One characteristic that separates the lecture from both of these things is length. As a longer-form exchange, the lecture provides an opportunity to more thoroughly step through a series of interconnecting ideas, crafting a picture from the various pieces of the puzzle along the way. In conversation with Associate Professor Melanie White from UNSW, Dr Nick Apoifis put it this way: “the lecture is a mechanism to tell a story (…) it’s like a little novella.” 

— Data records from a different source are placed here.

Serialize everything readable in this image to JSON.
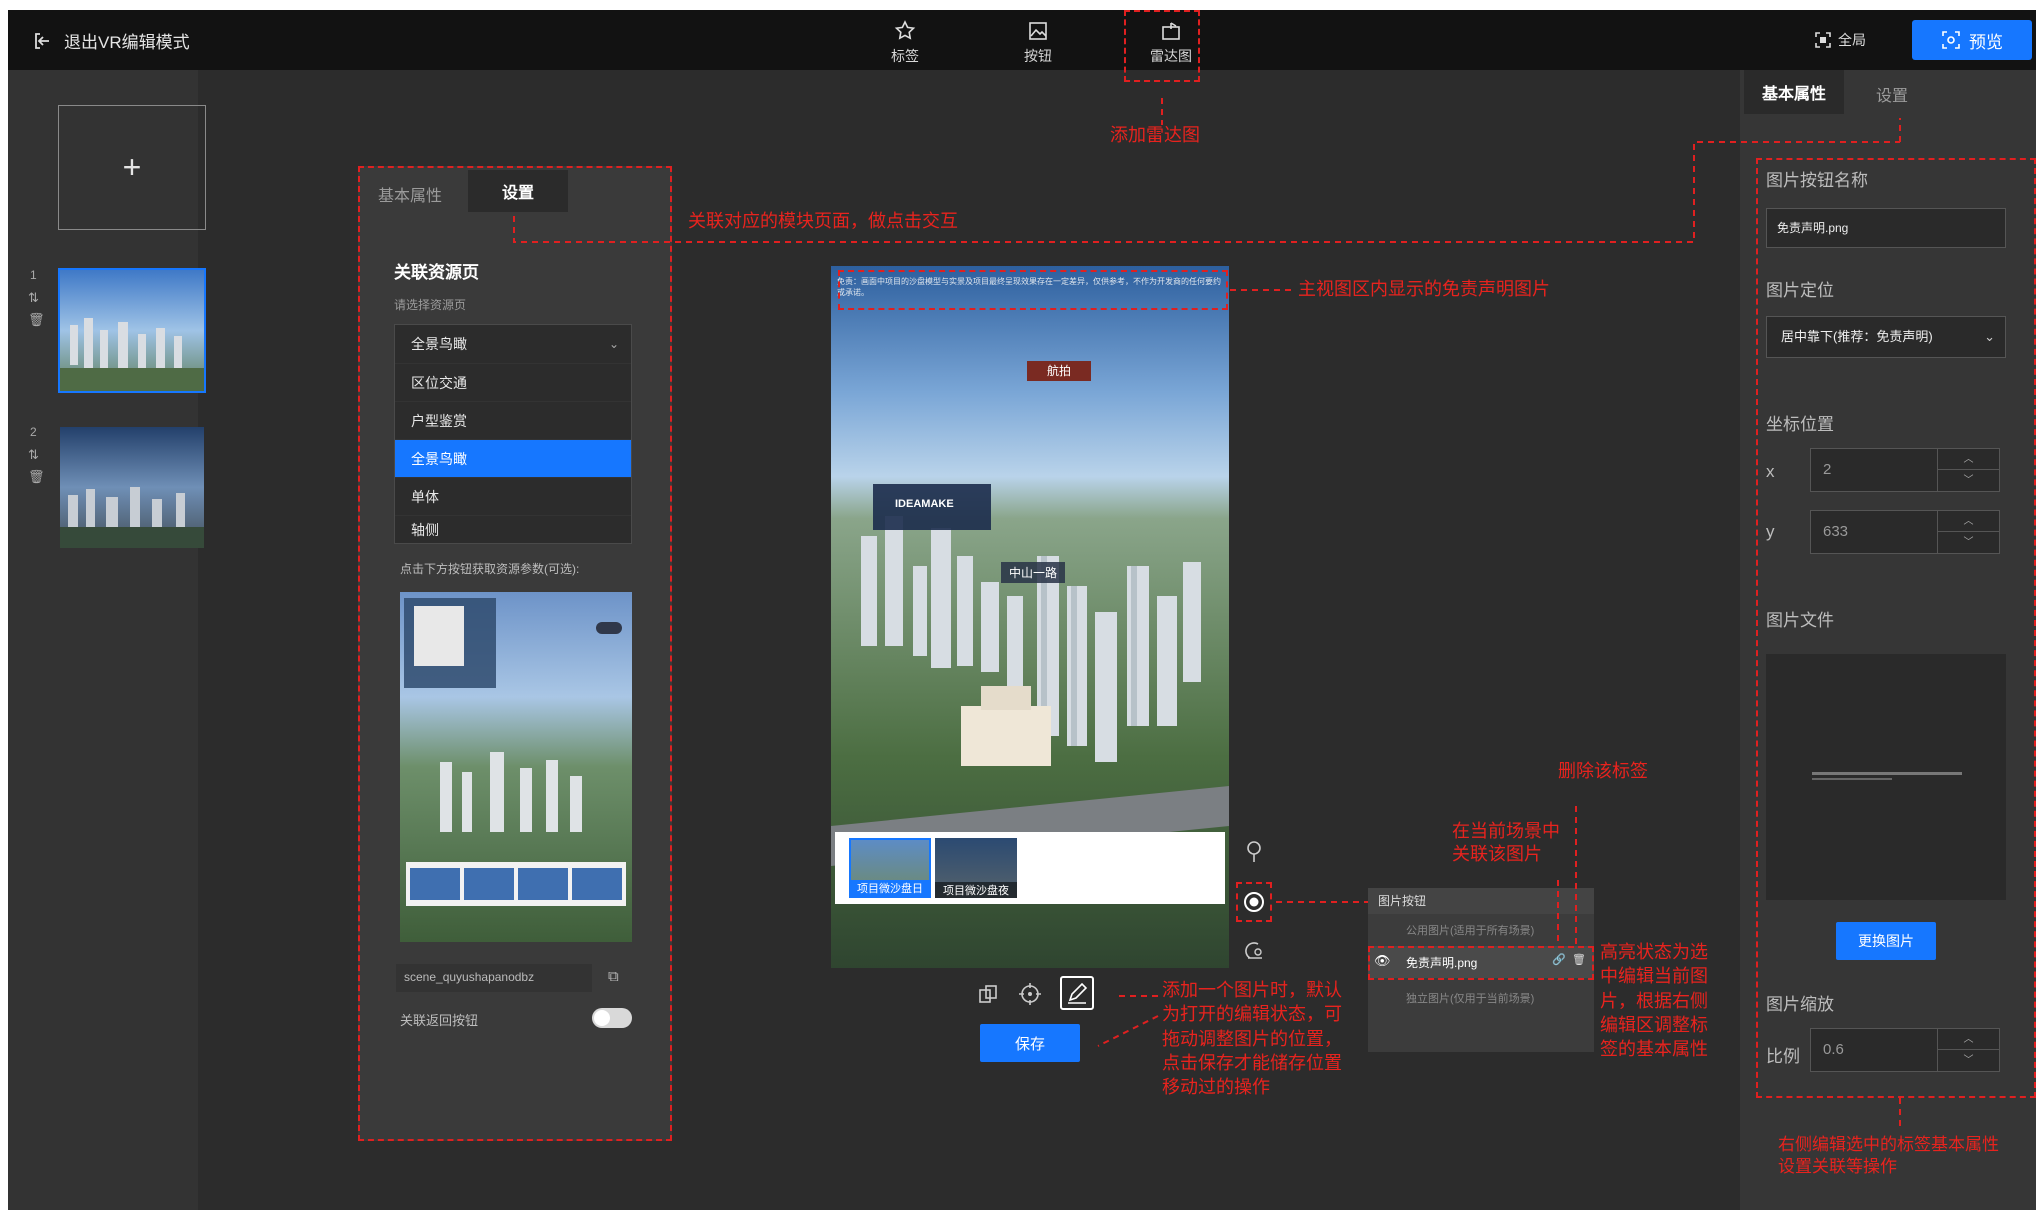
{
  "topbar": {
    "exit_label": "退出VR编辑模式",
    "tools": [
      {
        "label": "标签",
        "icon": "pin-star-icon"
      },
      {
        "label": "按钮",
        "icon": "image-button-icon"
      },
      {
        "label": "雷达图",
        "icon": "radar-map-icon"
      }
    ],
    "fullscreen_label": "全局",
    "preview_label": "预览"
  },
  "scene_list": {
    "add_symbol": "+",
    "items": [
      {
        "index": "1",
        "selected": true
      },
      {
        "index": "2",
        "selected": false
      }
    ]
  },
  "middle_panel": {
    "tabs": [
      "基本属性",
      "设置"
    ],
    "active_tab": "设置",
    "section_title": "关联资源页",
    "select_hint": "请选择资源页",
    "selected_value": "全景鸟瞰",
    "options": [
      "区位交通",
      "户型鉴赏",
      "全景鸟瞰",
      "单体",
      "轴侧"
    ],
    "highlight_option": "全景鸟瞰",
    "param_hint": "点击下方按钮获取资源参数(可选):",
    "scene_id": "scene_quyushapanodbz",
    "return_toggle_label": "关联返回按钮",
    "return_toggle_on": false
  },
  "preview": {
    "disclaimer_text": "免责：画面中项目的沙盘模型与实景及项目最终呈现效果存在一定差异，仅供参考，不作为开发商的任何要约或承诺。",
    "hotspot_1": "航拍",
    "hotspot_2": "中山一路",
    "logo_text": "IDEAMAKE",
    "bottom_thumbs": [
      "项目微沙盘日",
      "项目微沙盘夜"
    ],
    "save_label": "保存"
  },
  "layer_popup": {
    "header": "图片按钮",
    "items": [
      {
        "label": "公用图片(适用于所有场景)",
        "highlight": false
      },
      {
        "label": "免责声明.png",
        "highlight": true
      },
      {
        "label": "独立图片(仅用于当前场景)",
        "highlight": false
      }
    ]
  },
  "right_panel": {
    "tabs": [
      "基本属性",
      "设置"
    ],
    "active_tab": "基本属性",
    "name_label": "图片按钮名称",
    "name_value": "免责声明.png",
    "position_label": "图片定位",
    "position_value": "居中靠下(推荐：免责声明)",
    "coord_label": "坐标位置",
    "x_label": "x",
    "x_value": "2",
    "y_label": "y",
    "y_value": "633",
    "file_label": "图片文件",
    "replace_label": "更换图片",
    "scale_section": "图片缩放",
    "scale_label": "比例",
    "scale_value": "0.6"
  },
  "annotations": {
    "add_radar": "添加雷达图",
    "link_module": "关联对应的模块页面，做点击交互",
    "disclaimer_note": "主视图区内显示的免责声明图片",
    "delete_tag": "删除该标签",
    "link_image": "在当前场景中\n关联该图片",
    "highlight_note": "高亮状态为选\n中编辑当前图\n片，根据右侧\n编辑区调整标\n签的基本属性",
    "add_image_note": "添加一个图片时，默认\n为打开的编辑状态，可\n拖动调整图片的位置，\n点击保存才能储存位置\n移动过的操作",
    "right_note": "右侧编辑选中的标签基本属性\n设置关联等操作"
  },
  "colors": {
    "accent": "#1677ff",
    "annotation_red": "#e8231e",
    "background": "#2c2c2c",
    "topbar": "#121212"
  }
}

The novella analogy is an interesting one, in part because many critics of the lecture will propose that you can acquire all necessary knowledge from books or websites alone. But whilst I am not one to argue against the transformative value of a book, the ability to talk about a book, situate it within a context, and discuss the ideas and movements that have been shaped by it, is an experience that cannot be matched by anything quite like the lecture. Although I cannot speak for disciplines outside of the arts, social sciences and law, what makes the lecture valuable is not that it merely communicates content, but that it crafts a careful narrative out of this content – situating it within a world that is at once familiar and new.

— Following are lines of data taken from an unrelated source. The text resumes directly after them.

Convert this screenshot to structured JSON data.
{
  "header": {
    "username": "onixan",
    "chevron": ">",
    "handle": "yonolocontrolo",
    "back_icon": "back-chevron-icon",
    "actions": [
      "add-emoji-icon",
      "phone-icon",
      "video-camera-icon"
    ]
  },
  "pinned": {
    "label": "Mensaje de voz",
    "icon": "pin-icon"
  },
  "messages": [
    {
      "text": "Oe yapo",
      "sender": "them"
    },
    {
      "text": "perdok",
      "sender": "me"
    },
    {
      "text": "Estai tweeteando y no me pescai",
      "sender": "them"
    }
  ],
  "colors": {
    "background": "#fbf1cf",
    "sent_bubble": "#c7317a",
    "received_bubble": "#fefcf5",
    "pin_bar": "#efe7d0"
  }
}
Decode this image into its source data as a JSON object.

But beyond the merely pedagogical, the lecture is a site for socialisation. The reality is that the vast majority of today’s university students have to work a lot more than they did twenty to thirty years ago. As a result, time on campus to establish relationships and make memories is often limited. Thus conversations that start in the lecture theatre and spill over to outside are invaluable to developing a sense of connection with others at the university. As nerdy as it sounds, when I think of my first years at the University of Sydney, some of my most cherished memories include heated discussions about the value of political theory, or questions about a novel that bubbled in the lecture theatre and exploded once my friends and I got outside. By contrast, online lectures reduce the learning experience to one that is more closely aligned with being kept in a monastic cell — staring at empty black blocks until the hour or two comes to a close, and you are left staring at a blank computer screen, completely on your own.

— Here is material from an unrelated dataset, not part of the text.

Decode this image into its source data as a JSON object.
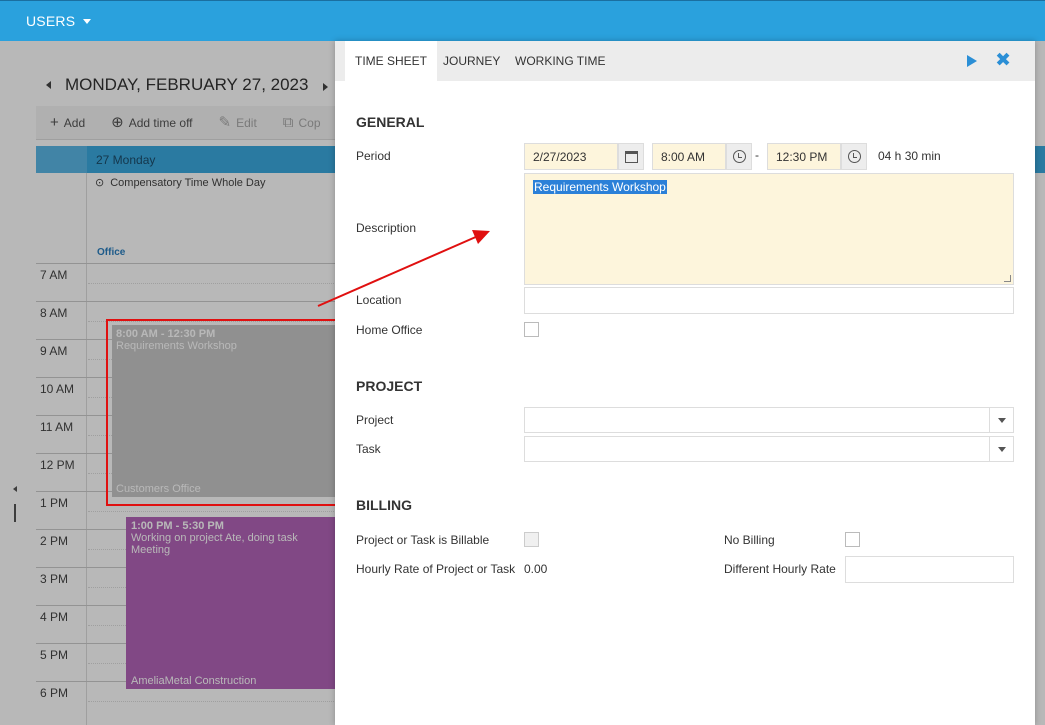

But the limited amount of spare time common among many of today’s students has of course been used to support the alternative position: ‘If a student has worked all day, the last thing that they want to do is come into university for a two hour lecture.’ This stance may, on the surface, be quite convincing. But, reality says otherwise. 

When polled, students show a persistently strong preference for face-to-face classes, acknowledging the inauthentic nature of online learning. Furthermore, the introduction of additional conveniences, such as Echo360, still failed to deter students from attending lectures in person. Naturally, students want a variety of things from their education. But from the perspective of a generation that are being forced to acquire considerable debt for a university education, we expect better than glorified Facetimes and YouTube videos. Heralded as the ‘tech-generation,’ our access to devices and the internet lead many to assume that we are ‘out of touch with reality,’ that we would rather live life with pixels than with other people. If anyone is out of touch here, it is the people who haven’t stepped foot in a lecture theatre for decades and still think that they have a better idea of what is good for students today.

In many ways, the lecture is a micro-iteration of the university’s claim to be a site of public knowledge. But in the grips of an industry that views education as an under-developed real estate opportunity, and measures success by efficiencies, cost-saving mechanisms and revenue projections, it is not the lecture, but the university that is dead.